Gerbong
Eksekutif
Sore itu,
Stasiun Bandung sedang ramai-ramainya. Riuh rendah suara penumpang yang berjejalan
di peron, liukan antrian para pembeli tiket, dan suara kereta yang menggilas
rel-rel besi menambah semaraknya suasana stasiun. Aku yang ketika itu hanya
membawa satu buah tas ransel dengan sigap melewati kerumunan itu, melompati
jalur-jalur rel,menunjukkan tiketku pada petugas pemeriksa tiket dan melaju
mulus menuju gerbong kereta yang kutuju.
Setelah
menyimpan tas ranselku pada tempatnya, kurebahkan tubuhku dikursi empuk
bernomor 12A. Beberapa saat kemudian datang seorang perempuan, mungkin berumur
30 tahunan, duduk di kursi sebelahku. Aku hanya meliriknya saat itu, tanpa ada
dorongan untuk memulai percakapan sedikitpun, bahkan untuk berbasa-basi saja
aku enggan. Kereta mulai berjalan lambat, meninggalkan keramaian stasiun.

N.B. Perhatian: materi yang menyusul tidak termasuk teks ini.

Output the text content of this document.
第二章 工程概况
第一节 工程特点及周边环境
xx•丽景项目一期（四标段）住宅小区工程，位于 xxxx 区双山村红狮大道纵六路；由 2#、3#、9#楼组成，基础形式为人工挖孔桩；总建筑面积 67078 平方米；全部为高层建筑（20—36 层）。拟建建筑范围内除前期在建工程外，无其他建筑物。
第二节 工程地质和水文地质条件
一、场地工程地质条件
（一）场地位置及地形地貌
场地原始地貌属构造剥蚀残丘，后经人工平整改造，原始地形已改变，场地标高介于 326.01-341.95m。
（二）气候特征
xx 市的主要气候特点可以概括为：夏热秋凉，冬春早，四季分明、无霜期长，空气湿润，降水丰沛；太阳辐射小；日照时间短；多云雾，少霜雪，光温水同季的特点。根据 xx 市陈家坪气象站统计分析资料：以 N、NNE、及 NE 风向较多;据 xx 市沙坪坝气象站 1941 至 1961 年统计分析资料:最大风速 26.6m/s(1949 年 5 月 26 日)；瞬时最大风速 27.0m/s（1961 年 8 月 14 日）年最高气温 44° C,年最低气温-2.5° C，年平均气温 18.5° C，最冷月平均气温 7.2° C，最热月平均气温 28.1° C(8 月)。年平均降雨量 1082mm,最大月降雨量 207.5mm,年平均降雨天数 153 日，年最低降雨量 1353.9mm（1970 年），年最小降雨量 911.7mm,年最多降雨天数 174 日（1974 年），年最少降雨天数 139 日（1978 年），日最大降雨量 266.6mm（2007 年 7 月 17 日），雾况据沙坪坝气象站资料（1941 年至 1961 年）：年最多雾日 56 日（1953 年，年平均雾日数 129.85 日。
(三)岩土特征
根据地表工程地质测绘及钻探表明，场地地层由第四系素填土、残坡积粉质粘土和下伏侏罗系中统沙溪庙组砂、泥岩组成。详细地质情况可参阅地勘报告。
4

Menembus rumah-rumah yang satu sama lain tidak terlihat batasnya. Menyusuri
jalur besi yang telah berusia ratusan tahun, meninggalkan jejak bau minyak
pelumas ke udara.
Sesekali
aku mengarahkan pandangan pada sekelilingku. Kutelisik apa yag dilakukan oleh
setiap orang. Beberapa orang asyik dengan gadgetnya. Beberapa orang mulai
tertidur, beberapa yang lain bercengkerama degan kerabat yang duduk
disebelahnya. Kesimpulan yang kutarik dari sekelebat pandangan pada sekeliling
adalah semuanya asyik dengan dirinya sendiri. Mungkin penumpang gerbong ini
para eksekutif yang sangat sibuk. Waktu
perjalanan kereta harus dimanfaatkan sebaik mungkin, entah untuk beristirahat,
mengerjakan presentasi perusahaan, atau menghubungi relasi terkait meeting esok
hari. Yang pasti mereka terlalu sibuk untuk sekedar menyapa dan bercakap-cakap
dengan orang di kursi sebelahnya. Tidak terkecuali aku.
Aku memilih
untuk tenggelam dalam kenyamanan yang ditawarkan selimut, bantal, serta kursi
yang ada. Kupejamkan mata, hanya untuk membuat alibi bahwa aku tertidur. Alibi
agar kewajibanku untuk sekedar menyapa wanita di sebelahku hilang. Dan itu
berhasil. Selama hampir sepanjang malam aku terpejam. Berusaha menjadi
individualis dengan tidak memperhatikan kondisi sekitar. Hanya aku dan duniaku.
Mungkin kenyamanan ini membiusku untuk tidak mempedulikan orang-orang di sekitarku. Mungkin keadaan seperti inilah yang membuat sebagian masyarakat kita yang telah hidup nyaman enggan untuk memperhatikan kondisi kaum papa disekitarnya. Sekedar memulai tegur sapa saja enggan. Apalagi mengulurkan tangan untuk memberi pertolongan.